A: Legal! Agora, pensando em outra ótica, por exemplo, estratégia pra mim, e daí de novo, fica super à vontade pra me corrigir se eu estiver enganado aqui, mas é um negócio essencialmente que vai vir top down em algum nível, no sentido de como tu falou, a visão idealmente, ou na maioria dos casos vai vir lá do founder, que vai ter a primeira visão de produto, depois aquele negócio vai mutando com o passar do tempo, mas possivelmente quando a gente vai aí como a liderança de produto definir a estratégia desse produto, vai se alimentar dessa visão que vem dos founders e provavelmente vai ser uma liderança de produto que vai setar essa estratégia, obviamente que vai ter inputs do time e etc., mas se pensar no outro extremo, de repente sei lá, PMs que tão dentro de uma organização onde a estratégia dessa organização não tá clara, eventualmente até a visão não tá tão clara ou explícita pro time, tu acredita que de alguma forma essa estratégia pode vir bottom up? Dos times PMs e etc. irem desenhando essa estratégia e de alguma forma surgir uma estratégia da empresa ali, ou é uma coisa que pra ti não faz o menor sentido?

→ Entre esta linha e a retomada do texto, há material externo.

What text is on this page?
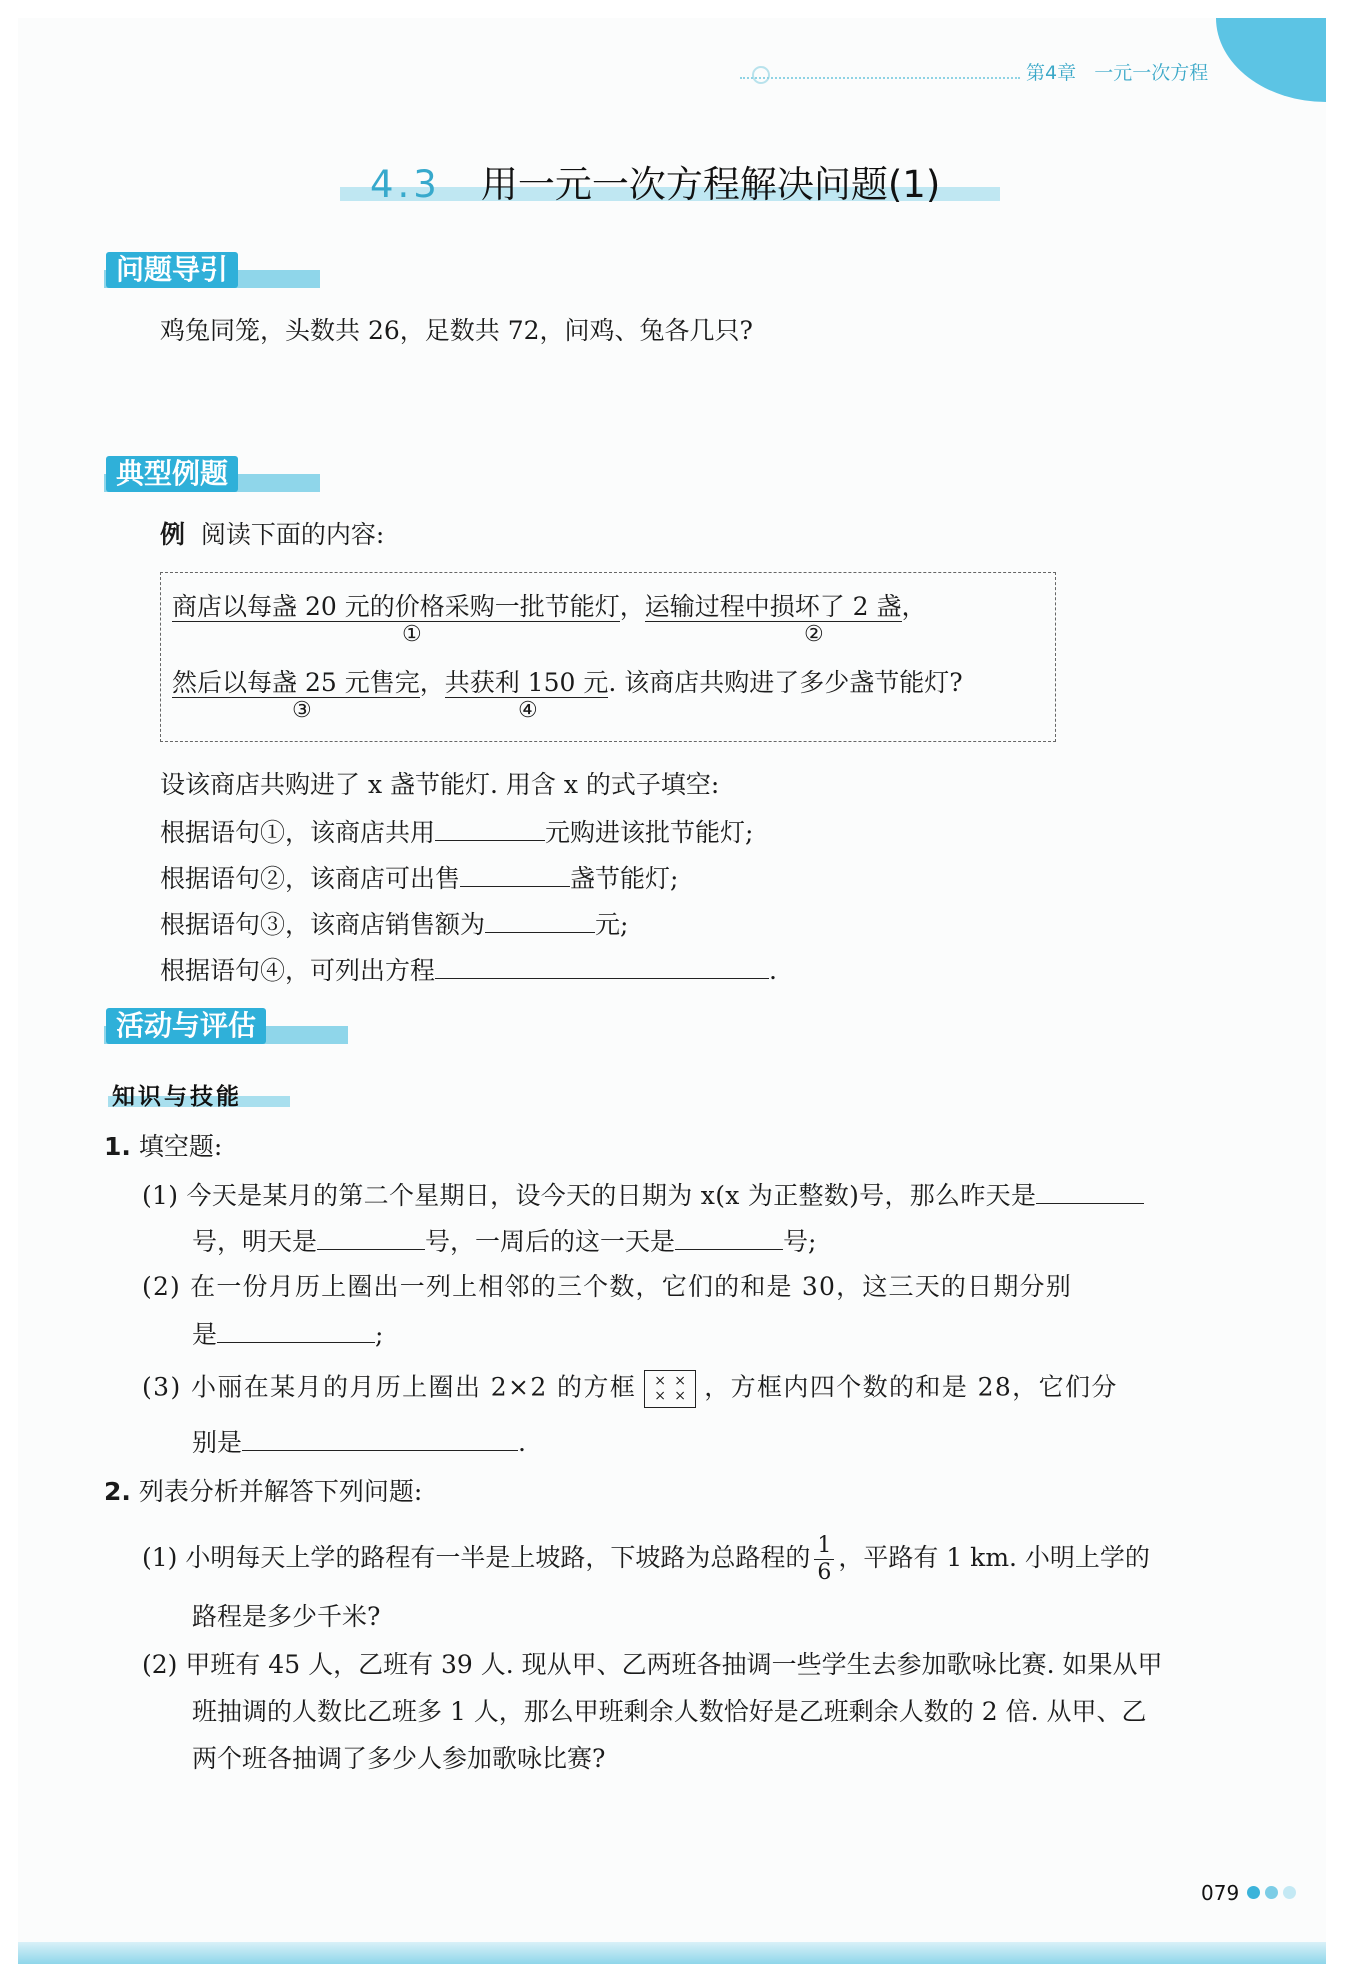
第4章 一元一次方程
4.3 用一元一次方程解决问题(1)
问题导引
鸡兔同笼，头数共 26，足数共 72，问鸡、兔各几只?
典型例题
例 阅读下面的内容:
商店以每盏 20 元的价格采购一批节能灯，运输过程中损坏了 2 盏，
①	②
然后以每盏 25 元售完，共获利 150 元. 该商店共购进了多少盏节能灯?
③	④
设该商店共购进了 x 盏节能灯. 用含 x 的式子填空:
根据语句①，该商店共用	元购进该批节能灯;
根据语句②，该商店可出售	盏节能灯;
根据语句③，该商店销售额为	元;
根据语句④，可列出方程	.
活动与评估
知识与技能
1. 填空题:
(1) 今天是某月的第二个星期日，设今天的日期为 x(x 为正整数)号，那么昨天是
号，明天是	号，一周后的这一天是	号;
(2) 在一份月历上圈出一列上相邻的三个数，它们的和是 30，这三天的日期分别
是	;
(3) 小丽在某月的月历上圈出 2×2 的方框 × ×
× × ，方框内四个数的和是 28，它们分
别是	.
2. 列表分析并解答下列问题:
(1) 小明每天上学的路程有一半是上坡路，下坡路为总路程的 $\frac{1}{6}$ ，平路有 1 km. 小明上学的
路程是多少千米?
(2) 甲班有 45 人，乙班有 39 人. 现从甲、乙两班各抽调一些学生去参加歌咏比赛. 如果从甲
班抽调的人数比乙班多 1 人，那么甲班剩余人数恰好是乙班剩余人数的 2 倍. 从甲、乙
两个班各抽调了多少人参加歌咏比赛?
079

J: Eu acho que tem que ter bastante coordenação porque se os PMs fizerem, eles precisam estar coordenados entre si, porque eles tão cuidando de pedaços do produto ou eventualmente, se for uma empresa com vários produtos, tão cuidando de produtos específicos, mas precisa ter uma coordenação entre essas diferentes visões e estratégias, então pode acontecer, mas eu acho que aí o papel do head de produto ele é mais importante ainda, eu vejo o papel do head de produto muito… Assim, o que que acontece? Você falou: poxa, mas às vezes a estratégia da empresa não tá clara, os objetivos da empresa não tão claros e aí fica difícil pro time conseguir fazer a sua estratégia local. Eu enxergo muito o papel desse head de produto, GPM, todo mundo que tem esse papel de liderança de produto, de fazer esse link entre os objetivos da organização e os objetivos do time, e se por algum motivo os objetivos da organização não estiverem claros, o papel dessa head de produto é exatamente ajudar a clarear os objetivos da organização pra que a partir daí a gente consiga fazer a definição clara dos objetivos do time. O que que a gente precisa agora? A gente precisa crescer? A gente precisa reter usuário? A gente precisa melhorar a qualidade da oferta de produtos aqui no nosso market place? Enfim, quais são os objetivos que a gente precisa ter? Qual que tem que ser o nosso foco agora? Eu acho que se isso não tiver claro no nível da liderança, da organização, é papel do head de produto puxar por essa informação. Puxa, não tá claro, mas a gente precisa deixar isso claro, qual é o nosso objetivo pro próximo trimestre? Pro próximo ano? O que a gente deve focar, e eventualmente se realmente tiver difícil de aparecer isso, o próprio head de produto tem que dar suas sugestões ali: eu acho que a gente deveria ir por esse caminho aqui, né?
A: Faz bastante sentido. E eu acho que tu já foi respondendo isso ao longo dessa tua última resposta, mas perguntando mais explicitamente, justamente pensando no papel desse head de produto, dessa liderança de produto, seja lá o nível que a gente tá falando aqui, que tá precisando construir essa estratégia, eu pelo minha experiência tem alguns momentos que são mais introspectivos ou mais isolados, digamos assim, onde você tá pensando nessas coisas todas e construindo, talvez esse backbone dessa estratégia, construindo o esqueleto dela, e tem momentos também que você vai precisar de inputs do time todo e todo mundo ajudando com o conhecimento que tem pra gente cada vez mais levantar essas hipóteses e desenhar melhor essa estratégia. Tu acha que é isso mesmo? É mais oscilando entre essas coisas de conversar com o time executivo, C-level, founder ou seja lá o que for, conversar com o time e ter momentos mais introspectivos e etc. tu acha que o papel do líder ele vai trafegando nessas instâncias todas? Ou como que tu acha que esse papel deveria se comportar durante o processo de construção de uma estratégia?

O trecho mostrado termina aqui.